Images can be shared via AirDrop, Messages, Twitter, Facebook, Tumblr, Flickr, and CloudApp. In terms of library organization, tags help you sort and projects keep them all neatly organized, while smart projects work just like OS X Smart Folders – you can set the parameters on what they filter and collect.

If you’re looking for inspiration and items to add, Ember has a few options. You can use the built-in web browser (it’s responsive!) and snap from there with built-in tools; the browser has a smart element detection that automatically suggests areas to snap as you roll over a webpage. Under the Subscriptions tab, you can subscribe to a site’s RSS (like Dribbble’s popular feed) and the app will refresh the feed on launch (or manually). Ember has browser extensions that will import snaps from Chrome and Safari there is a menu bar tool for quick and easy snaps from anywhere on your Mac.

Ember can also auto-detect iPhone and iPad screenshots. Drag the PNGs from your iOS device and Ember will automatically sort them into “Phone” and “Tablet”. Preferences let you set your image and text editor of choice, plus snap shortcuts, among other things. Ember will let you open images in your default browser, use Notification Center to let you know when you have new subscription images, and many more nice little touches.

When discussing Ember’s release, Federico asked me what I thought about the lack of sync an/or iOS apps and I answered: “For me, it doesn’t come into play at all with this app because I can import iOS screens. Most of my inspiration/design browsing is from my desktop computer and, if I really need to snap a screenshot from iOS, I can save it to Dropbox so when I get home I can import it into Ember. In a way, that’s like having sync.” Now, I do think syncing ember data across Macs (via Dropbox or iCloud) would be nice but that’s not yet available but could be in a future update.

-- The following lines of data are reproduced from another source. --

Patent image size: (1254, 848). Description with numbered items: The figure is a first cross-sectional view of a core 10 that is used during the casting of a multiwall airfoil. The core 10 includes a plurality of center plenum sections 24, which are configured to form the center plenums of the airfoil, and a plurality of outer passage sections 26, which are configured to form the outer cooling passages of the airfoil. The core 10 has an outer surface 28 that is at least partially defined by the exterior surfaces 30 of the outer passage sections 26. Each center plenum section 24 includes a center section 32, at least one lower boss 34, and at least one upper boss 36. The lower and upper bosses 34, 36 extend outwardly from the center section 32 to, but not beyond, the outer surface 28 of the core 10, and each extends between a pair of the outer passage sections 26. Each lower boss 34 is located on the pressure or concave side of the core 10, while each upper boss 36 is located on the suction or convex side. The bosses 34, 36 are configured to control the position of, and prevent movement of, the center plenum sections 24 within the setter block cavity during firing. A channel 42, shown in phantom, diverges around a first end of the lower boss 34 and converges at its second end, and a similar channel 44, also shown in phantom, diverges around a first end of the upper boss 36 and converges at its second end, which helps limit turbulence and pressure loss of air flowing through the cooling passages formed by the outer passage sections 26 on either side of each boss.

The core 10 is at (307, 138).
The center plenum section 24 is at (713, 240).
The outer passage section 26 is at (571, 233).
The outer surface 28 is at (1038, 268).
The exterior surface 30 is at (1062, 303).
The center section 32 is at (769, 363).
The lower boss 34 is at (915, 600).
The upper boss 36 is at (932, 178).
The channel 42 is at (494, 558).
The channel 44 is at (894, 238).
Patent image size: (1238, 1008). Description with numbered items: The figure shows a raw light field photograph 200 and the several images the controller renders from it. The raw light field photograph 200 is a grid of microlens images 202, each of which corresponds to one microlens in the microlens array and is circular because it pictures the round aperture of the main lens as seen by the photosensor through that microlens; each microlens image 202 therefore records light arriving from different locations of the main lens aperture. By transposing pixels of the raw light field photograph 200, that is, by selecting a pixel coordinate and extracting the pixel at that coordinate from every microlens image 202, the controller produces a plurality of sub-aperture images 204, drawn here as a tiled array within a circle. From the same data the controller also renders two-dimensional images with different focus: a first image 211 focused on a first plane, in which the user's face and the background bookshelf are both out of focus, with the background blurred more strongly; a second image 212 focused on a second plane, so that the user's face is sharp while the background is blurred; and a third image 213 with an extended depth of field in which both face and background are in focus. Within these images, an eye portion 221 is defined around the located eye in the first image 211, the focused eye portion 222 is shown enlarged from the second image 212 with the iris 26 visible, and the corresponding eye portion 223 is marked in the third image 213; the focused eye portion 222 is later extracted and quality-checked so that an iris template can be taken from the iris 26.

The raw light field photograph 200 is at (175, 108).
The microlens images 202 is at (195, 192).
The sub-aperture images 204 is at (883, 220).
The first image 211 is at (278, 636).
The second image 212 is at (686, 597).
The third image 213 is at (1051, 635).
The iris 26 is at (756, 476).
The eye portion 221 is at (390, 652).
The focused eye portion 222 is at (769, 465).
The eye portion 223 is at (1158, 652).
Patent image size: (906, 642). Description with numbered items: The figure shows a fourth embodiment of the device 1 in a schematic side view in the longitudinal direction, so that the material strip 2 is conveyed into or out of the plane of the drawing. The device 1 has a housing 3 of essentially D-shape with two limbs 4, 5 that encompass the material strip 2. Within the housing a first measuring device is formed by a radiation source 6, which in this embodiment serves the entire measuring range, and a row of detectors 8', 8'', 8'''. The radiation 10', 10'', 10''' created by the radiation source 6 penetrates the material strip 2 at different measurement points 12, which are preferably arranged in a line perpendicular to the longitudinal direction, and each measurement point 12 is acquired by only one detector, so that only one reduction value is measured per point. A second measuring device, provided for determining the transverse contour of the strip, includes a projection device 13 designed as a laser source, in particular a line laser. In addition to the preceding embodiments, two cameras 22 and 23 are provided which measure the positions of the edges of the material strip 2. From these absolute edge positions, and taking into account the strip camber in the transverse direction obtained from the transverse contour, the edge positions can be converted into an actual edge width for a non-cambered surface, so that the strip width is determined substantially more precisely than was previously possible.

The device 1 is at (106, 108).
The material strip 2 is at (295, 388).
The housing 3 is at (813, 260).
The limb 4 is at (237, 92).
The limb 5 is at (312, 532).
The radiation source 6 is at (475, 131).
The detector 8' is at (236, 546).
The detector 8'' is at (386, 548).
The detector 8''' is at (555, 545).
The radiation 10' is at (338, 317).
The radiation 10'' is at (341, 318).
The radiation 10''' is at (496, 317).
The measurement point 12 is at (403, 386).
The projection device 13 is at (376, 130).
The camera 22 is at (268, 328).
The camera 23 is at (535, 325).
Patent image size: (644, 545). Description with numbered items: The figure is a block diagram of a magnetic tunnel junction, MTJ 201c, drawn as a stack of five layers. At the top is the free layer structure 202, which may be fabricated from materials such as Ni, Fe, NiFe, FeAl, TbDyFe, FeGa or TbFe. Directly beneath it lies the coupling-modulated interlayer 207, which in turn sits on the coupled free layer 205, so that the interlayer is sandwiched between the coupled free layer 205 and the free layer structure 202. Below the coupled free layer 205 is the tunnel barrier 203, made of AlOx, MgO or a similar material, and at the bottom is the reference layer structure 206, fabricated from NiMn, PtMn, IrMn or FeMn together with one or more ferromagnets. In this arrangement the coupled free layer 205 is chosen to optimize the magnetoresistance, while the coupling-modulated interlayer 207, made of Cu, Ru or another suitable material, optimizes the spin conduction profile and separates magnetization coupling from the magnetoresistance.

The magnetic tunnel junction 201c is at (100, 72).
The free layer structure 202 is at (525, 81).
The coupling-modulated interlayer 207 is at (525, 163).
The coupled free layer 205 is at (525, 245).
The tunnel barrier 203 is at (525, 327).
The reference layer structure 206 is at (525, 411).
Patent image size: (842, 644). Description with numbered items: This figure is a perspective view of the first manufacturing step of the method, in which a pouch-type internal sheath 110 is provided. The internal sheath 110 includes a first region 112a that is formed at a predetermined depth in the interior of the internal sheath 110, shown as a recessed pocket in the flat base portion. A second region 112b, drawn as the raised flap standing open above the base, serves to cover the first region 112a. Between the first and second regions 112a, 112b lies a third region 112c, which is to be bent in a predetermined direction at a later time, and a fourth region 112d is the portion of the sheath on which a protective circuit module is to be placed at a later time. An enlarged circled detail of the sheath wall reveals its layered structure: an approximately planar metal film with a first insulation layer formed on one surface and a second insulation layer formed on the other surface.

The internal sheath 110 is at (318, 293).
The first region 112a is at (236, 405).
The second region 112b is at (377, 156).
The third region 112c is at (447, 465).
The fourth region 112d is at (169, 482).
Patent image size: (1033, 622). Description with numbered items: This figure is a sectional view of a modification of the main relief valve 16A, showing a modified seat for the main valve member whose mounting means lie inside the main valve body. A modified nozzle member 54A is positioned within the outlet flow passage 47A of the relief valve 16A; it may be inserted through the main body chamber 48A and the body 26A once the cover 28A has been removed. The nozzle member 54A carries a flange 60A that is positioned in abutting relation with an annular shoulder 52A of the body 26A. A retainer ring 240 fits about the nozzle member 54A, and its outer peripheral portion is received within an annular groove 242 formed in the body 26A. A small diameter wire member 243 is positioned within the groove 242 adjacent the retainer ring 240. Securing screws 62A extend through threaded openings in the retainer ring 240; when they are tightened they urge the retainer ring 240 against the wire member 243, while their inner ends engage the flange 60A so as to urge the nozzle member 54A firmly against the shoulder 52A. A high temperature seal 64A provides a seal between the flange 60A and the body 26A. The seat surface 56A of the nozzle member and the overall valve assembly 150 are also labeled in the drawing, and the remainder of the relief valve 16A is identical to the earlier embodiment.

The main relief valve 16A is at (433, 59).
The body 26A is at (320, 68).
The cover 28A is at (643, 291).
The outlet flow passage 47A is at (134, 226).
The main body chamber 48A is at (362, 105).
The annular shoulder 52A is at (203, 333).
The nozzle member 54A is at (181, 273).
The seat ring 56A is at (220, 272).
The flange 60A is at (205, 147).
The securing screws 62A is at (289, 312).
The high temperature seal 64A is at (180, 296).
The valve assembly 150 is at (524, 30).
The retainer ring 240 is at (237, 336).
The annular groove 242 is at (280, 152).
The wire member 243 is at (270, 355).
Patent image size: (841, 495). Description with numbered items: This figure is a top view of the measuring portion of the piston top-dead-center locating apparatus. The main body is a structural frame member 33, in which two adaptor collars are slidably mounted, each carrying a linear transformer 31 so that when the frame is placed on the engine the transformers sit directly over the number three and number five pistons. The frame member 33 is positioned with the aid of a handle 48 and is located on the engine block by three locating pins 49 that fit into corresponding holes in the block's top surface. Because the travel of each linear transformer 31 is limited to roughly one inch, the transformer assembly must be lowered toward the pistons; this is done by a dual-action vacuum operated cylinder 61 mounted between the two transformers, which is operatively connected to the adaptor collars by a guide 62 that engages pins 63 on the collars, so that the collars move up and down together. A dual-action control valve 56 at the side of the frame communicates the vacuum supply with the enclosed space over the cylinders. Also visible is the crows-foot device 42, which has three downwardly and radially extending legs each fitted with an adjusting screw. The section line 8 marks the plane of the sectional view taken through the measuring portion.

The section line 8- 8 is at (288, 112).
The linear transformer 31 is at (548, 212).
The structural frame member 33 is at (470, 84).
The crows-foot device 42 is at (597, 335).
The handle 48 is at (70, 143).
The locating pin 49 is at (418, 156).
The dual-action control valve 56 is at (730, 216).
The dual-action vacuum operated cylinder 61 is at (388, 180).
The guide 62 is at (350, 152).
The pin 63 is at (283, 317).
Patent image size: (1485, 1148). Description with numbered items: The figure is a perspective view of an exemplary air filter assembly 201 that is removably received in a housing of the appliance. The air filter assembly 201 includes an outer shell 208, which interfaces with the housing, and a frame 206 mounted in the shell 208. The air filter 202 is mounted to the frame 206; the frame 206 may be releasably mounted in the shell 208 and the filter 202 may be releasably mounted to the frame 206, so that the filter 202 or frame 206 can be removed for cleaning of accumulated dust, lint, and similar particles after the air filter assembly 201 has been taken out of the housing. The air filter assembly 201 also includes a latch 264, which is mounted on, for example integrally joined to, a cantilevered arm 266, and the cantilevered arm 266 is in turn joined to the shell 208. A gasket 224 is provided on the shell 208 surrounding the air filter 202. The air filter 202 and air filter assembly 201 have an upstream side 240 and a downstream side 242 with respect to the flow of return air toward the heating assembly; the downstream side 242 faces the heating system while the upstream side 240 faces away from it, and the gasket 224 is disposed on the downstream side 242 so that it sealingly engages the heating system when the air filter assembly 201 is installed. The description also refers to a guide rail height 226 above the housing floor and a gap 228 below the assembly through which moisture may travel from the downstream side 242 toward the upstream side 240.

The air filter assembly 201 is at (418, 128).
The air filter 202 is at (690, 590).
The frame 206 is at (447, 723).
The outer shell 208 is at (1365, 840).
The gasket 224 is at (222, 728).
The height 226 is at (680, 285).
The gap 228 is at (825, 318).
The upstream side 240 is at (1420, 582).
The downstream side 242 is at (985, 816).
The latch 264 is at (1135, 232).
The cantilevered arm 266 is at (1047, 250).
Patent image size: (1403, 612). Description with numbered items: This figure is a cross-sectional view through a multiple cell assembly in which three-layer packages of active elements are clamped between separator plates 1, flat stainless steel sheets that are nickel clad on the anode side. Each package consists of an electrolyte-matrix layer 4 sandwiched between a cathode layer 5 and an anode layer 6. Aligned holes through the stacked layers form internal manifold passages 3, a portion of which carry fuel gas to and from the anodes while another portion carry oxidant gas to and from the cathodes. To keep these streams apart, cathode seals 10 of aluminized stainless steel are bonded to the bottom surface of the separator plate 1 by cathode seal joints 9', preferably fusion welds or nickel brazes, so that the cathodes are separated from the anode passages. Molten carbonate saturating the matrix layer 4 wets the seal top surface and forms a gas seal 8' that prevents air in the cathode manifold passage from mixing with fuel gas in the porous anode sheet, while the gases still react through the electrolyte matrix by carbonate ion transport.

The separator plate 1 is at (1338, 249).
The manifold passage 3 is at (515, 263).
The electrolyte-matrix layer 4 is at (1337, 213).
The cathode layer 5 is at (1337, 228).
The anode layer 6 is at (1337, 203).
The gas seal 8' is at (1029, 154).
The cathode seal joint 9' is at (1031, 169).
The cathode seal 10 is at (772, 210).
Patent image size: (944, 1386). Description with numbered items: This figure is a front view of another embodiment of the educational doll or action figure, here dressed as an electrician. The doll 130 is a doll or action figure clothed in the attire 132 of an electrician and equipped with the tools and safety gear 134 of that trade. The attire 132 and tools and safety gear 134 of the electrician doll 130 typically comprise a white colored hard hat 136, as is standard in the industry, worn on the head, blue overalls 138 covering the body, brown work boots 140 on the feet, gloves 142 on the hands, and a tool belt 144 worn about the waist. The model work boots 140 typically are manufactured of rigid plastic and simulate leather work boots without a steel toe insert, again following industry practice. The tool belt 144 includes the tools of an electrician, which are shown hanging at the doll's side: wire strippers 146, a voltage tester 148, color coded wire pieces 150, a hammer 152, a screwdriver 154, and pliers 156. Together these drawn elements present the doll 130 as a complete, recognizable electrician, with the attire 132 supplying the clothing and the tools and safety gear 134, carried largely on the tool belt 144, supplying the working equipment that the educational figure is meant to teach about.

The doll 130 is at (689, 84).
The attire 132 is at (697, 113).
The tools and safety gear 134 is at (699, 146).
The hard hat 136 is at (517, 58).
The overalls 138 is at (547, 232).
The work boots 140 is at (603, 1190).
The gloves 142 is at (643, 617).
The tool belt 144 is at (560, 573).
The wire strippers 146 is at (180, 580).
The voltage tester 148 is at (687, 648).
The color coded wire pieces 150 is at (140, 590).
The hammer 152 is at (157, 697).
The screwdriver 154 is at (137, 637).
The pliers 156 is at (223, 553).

Ember is a very polished app with a fantastic UI, slick animations, full-screen mode and it’s simply a fun app to use and organize images with. If you’re a digital creative person and want to organize your screenshots, inspirational images and reference files, Ember could be what you need. Ember for Mac is available today via the Mac App Store for $49. The price may be a little steep for some, but Ember is powerful, sexy, smart, and worth every penny.